Natalizumab is a new treatment option for patients with active relapsing-remitting multiple sclerosis. In phase III studies, natalizumab was highly effective and well tolerated; however, three cases of progressive multifocal leucoencephalopathy (PML) were identified (estimated incidence of one per 1000; 95% CI 0.2-2.8; mean treatment period 17.9 months). In this Review we summarise the current information on PML, the three confirmed cases of PML, and the results of an extensive safety assessment of all patients treated with natalizumab. On the basis of these reviews, we make recommendations for appropriate selection of candidates for natalizumab and pretreatment assessments. In addition, a three-step diagnostic and management algorithm was developed to monitor natalizumab-treated patients with multiple sclerosis for PML and other opportunistic infections. The algorithm includes strategies for clinical, MRI, and laboratory assessments. Maintaining clinical vigilance allows for early suspension of natalizumab in potential cases of PML, thereby increasing the opportunity for immune reconstitution, which may improve prognosis if PML is confirmed.
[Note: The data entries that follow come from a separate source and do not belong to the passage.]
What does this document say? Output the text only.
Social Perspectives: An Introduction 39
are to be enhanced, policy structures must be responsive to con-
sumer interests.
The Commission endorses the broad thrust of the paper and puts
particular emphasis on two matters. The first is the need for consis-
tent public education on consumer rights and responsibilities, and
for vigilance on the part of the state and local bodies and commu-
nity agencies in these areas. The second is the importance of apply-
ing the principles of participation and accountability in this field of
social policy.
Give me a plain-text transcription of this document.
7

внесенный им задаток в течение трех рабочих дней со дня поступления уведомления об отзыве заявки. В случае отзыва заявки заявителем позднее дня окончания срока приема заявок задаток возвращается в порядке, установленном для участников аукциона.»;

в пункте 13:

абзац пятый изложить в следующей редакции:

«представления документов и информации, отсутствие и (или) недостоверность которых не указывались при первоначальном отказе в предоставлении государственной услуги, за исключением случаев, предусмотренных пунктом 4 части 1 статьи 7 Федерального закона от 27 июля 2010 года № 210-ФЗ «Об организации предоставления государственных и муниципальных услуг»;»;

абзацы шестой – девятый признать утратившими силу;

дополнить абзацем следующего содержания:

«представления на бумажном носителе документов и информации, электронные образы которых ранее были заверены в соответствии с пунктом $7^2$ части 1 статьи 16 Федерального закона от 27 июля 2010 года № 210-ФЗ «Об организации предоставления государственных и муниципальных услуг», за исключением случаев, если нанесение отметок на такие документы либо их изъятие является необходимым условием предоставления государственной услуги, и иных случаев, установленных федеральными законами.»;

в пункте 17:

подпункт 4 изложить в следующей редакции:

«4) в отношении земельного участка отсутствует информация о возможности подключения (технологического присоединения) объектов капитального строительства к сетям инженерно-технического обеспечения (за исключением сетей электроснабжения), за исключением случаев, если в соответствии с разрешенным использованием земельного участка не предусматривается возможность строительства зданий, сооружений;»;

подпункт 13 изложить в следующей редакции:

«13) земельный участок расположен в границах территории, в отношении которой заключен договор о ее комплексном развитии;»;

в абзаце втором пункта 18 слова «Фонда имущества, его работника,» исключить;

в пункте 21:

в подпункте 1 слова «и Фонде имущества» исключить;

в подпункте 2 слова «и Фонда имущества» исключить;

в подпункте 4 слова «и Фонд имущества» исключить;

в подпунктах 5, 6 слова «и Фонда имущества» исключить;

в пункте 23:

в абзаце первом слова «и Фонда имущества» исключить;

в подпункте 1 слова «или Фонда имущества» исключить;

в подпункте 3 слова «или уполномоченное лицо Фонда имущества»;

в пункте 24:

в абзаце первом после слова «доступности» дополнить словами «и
A controlled trial of natalizumab for relapsing multiple sclerosis.

BACKGROUND: In patients with multiple sclerosis, inflammatory brain lesions appear to arise from autoimmune responses involving activated lymphocytes and monocytes. The glycoprotein alpha4 integrin is expressed on the surface of these cells and plays a critical part in their adhesion to the vascular endothelium and migration into the parenchyma. Natalizumab is an alpha4 integrin antagonist that reduced the development of brain lesions in experimental models and in a preliminary study of patients with multiple sclerosis. METHODS: In a randomized, double-blind trial, we randomly assigned a total of 213 patients with relapsing-remitting or relapsing secondary progressive multiple sclerosis to receive 3 mg of intravenous natalizumab per kilogram of body weight (68 patients), 6 mg per kilogram (74 patients), or placebo (71 patients) every 28 days for 6 months. The primary end point was the number of new brain lesions on monthly gadolinium-enhanced magnetic resonance imaging during the six-month treatment period. Clinical outcomes included relapses and self-reported well-being. RESULTS: There were marked reductions in the mean number of new lesions in both natalizumab groups: 9.6 per patient in the placebo group, as compared with 0.7 in the group given 3 mg of natalizumab per kilogram (P<0.001) and 1.1 in the group given 6 mg of natalizumab per kilogram (P<0.001). Twenty-seven patients in the placebo group had relapses, as compared with 13 in the group given 3 mg of natalizumab per kilogram (P=0.02) and 14 in the group given 6 mg of natalizumab per kilogram (P=0.02). The placebo group reported a slight worsening in well-being (a mean decrease of 1.38 mm on a 100-mm visual-analogue scale), whereas the natalizumab groups reported an improvement (mean increase of 9.49 mm in the group given 3 mg of natalizumab per kilogram and 6.21 mm in the group given 6 mg of natalizumab per kilogram). CONCLUSIONS: In a placebo-controlled trial, treatment with natalizumab led to fewer inflammatory brain lesions and fewer relapses over a six-month period in patients with relapsing multiple sclerosis.